The authors of the paper included an ethics statement detailing why they are not releasing their findings including their prompts. Ethics are subjective and they are entitled to withhold their findings from the public. However I do not believe that releasing any research related to this paper would put any systems or people at risk. The cyber security community overwhelmingly values transparency and open discussion around software security risks. Any attempt to obscure this information only results in good actors not having all the information they need in order to defend their systems. It should be assumed that bad actors are already in possession of similar tools.


While LLM agents, and the foundational models that power them, are indeed making leaps in capabilities there is still little evidence to suggest they can discover or exploit complex or novel software security vulnerabilities. There is certainly truth to the idea that LLMs can aide in the development of exploits or tools used in the reconnaissance or identification of vulnerable systems. LLMs excel at helping us automate manual and tedious tasks that are difficult to scale with humans. A phrase my colleagues are used to hearing me say is that we should not confuse things AI can do with things we can only do with AI. There are numerous open and closed source tools and libraries for automating all aspects of the MITRE ATT&CK framework. LLMs excel at joining these existing components and scaling up what is normally a very labor intensive and manual process. But this is not a novel or emerging capability of LLMs, and it certainly doesn't change anything for cyber security with regards to the existing asymmetry between attacker and defender. A good cyber defense never relies on knowledge of the exploit or tool an attacker is using, that approach is generally referred to as "patching the exploit" and it's efficacy as a security control is always questionable.

As I stated in my previous write up I assume a good faith effort from the authors, and I welcome any academic research on the topic of cyber security and AI. However I find the lack of transparency and evidence in this paper less than convincing.
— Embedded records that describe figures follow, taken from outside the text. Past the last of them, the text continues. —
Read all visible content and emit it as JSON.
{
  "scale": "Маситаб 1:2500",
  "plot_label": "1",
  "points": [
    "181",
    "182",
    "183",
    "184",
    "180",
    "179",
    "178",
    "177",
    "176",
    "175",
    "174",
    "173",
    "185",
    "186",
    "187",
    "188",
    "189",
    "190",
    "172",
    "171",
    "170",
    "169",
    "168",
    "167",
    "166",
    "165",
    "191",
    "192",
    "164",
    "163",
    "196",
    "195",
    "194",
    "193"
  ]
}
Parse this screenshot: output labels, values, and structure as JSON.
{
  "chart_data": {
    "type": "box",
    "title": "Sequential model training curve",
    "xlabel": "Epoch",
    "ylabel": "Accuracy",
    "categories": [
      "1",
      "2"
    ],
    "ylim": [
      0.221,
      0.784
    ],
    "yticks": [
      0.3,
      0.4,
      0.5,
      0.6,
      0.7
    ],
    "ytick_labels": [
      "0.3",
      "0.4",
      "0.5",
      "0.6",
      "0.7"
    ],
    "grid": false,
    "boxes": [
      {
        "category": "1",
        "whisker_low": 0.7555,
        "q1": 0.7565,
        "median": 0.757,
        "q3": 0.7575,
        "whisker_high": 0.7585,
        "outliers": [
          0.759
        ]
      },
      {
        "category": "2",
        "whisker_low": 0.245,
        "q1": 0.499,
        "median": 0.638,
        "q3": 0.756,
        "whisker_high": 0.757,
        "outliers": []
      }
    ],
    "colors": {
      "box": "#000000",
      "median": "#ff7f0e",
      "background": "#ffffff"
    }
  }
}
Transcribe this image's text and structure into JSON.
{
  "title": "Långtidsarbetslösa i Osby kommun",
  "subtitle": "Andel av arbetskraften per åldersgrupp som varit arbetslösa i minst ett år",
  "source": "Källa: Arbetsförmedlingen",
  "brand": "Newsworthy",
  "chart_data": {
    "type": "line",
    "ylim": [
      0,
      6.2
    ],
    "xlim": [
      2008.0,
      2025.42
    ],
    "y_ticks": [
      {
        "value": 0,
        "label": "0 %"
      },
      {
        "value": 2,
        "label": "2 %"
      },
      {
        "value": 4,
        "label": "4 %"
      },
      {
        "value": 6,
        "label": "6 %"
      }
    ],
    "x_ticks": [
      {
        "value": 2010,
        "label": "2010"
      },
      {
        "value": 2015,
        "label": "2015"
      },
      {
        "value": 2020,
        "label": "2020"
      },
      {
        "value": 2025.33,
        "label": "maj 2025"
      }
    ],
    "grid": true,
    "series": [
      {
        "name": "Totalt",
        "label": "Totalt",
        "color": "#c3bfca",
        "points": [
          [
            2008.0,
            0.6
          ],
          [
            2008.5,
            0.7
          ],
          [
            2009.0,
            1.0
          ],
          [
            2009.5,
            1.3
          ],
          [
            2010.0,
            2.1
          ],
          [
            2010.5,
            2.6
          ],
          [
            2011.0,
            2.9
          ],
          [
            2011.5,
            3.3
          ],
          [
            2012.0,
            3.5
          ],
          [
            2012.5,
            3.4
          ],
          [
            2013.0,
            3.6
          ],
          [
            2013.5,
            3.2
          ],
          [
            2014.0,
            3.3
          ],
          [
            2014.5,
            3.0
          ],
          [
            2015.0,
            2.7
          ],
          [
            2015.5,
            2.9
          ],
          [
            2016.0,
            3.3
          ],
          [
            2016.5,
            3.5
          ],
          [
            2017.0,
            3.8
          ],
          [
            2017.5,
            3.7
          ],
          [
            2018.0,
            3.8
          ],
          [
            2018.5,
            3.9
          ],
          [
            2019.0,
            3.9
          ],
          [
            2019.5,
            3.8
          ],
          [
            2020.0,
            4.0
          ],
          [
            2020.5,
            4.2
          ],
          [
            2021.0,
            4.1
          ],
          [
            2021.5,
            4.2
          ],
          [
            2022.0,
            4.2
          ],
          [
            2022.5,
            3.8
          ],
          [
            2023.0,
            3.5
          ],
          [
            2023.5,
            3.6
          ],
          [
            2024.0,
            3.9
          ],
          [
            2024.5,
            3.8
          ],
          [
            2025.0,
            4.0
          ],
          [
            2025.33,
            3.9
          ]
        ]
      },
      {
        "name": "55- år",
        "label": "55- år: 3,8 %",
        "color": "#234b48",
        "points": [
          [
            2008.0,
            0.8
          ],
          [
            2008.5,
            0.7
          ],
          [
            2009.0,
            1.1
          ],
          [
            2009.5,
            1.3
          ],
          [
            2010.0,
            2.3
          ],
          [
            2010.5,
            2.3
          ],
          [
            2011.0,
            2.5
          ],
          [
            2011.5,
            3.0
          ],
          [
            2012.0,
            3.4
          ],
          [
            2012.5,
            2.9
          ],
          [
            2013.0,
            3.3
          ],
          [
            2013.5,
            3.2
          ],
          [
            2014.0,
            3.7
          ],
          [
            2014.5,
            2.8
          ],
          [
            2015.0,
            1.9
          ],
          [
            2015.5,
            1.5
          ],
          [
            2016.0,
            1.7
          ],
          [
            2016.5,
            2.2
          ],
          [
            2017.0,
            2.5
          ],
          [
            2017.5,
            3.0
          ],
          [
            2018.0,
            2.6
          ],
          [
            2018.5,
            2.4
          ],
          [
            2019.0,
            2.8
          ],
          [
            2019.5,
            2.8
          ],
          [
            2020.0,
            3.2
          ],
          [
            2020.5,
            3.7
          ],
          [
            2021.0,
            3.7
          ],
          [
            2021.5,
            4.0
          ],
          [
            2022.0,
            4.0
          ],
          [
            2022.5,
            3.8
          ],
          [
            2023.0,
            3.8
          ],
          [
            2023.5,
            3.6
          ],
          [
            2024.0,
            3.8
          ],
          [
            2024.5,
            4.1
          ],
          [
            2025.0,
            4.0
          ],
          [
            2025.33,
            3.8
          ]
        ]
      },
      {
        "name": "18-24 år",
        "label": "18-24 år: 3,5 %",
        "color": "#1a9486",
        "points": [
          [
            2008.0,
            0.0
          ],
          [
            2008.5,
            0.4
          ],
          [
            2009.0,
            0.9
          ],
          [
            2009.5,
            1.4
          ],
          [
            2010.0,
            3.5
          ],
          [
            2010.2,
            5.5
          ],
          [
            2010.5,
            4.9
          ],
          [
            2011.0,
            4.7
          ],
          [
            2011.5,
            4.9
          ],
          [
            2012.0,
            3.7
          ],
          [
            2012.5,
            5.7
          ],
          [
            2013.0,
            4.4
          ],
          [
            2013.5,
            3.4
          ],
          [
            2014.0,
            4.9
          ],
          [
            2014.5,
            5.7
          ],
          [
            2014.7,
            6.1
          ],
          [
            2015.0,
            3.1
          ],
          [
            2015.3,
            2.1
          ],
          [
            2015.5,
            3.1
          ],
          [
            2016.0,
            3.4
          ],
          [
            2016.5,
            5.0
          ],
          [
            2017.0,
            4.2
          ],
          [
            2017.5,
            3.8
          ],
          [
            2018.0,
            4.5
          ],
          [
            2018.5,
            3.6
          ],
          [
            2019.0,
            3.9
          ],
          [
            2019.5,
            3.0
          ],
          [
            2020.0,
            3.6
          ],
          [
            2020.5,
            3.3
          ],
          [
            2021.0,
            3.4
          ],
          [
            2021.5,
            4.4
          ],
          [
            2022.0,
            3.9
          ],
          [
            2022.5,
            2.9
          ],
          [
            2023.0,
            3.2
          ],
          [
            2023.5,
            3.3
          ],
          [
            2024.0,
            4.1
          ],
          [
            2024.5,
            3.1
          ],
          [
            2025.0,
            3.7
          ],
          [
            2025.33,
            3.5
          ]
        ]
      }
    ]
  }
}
Publishing research of this type, without the data to back up claims, can reinforce the false narrative that AI models are dangerous for cyber security and must be controlled. This is simply not true of current state of the art models.

However, current state of the art AI models can offer a significant advantage for defenders in their ability to detect cyber attacks and generally improve the quality of code in a way that scales to the velocity of modern software development. Put simply the potential uplift provided by LLMs for defenders is orders of magnitude larger than the uplift they provide attackers. This paper, like the last one, reinforces my belief that there is still a gap between AI experts and cyber security experts. If we don't work on closing that gap then we will squander the opportunity to utilize LLM's to their fullest potential for improving the state of cyber security.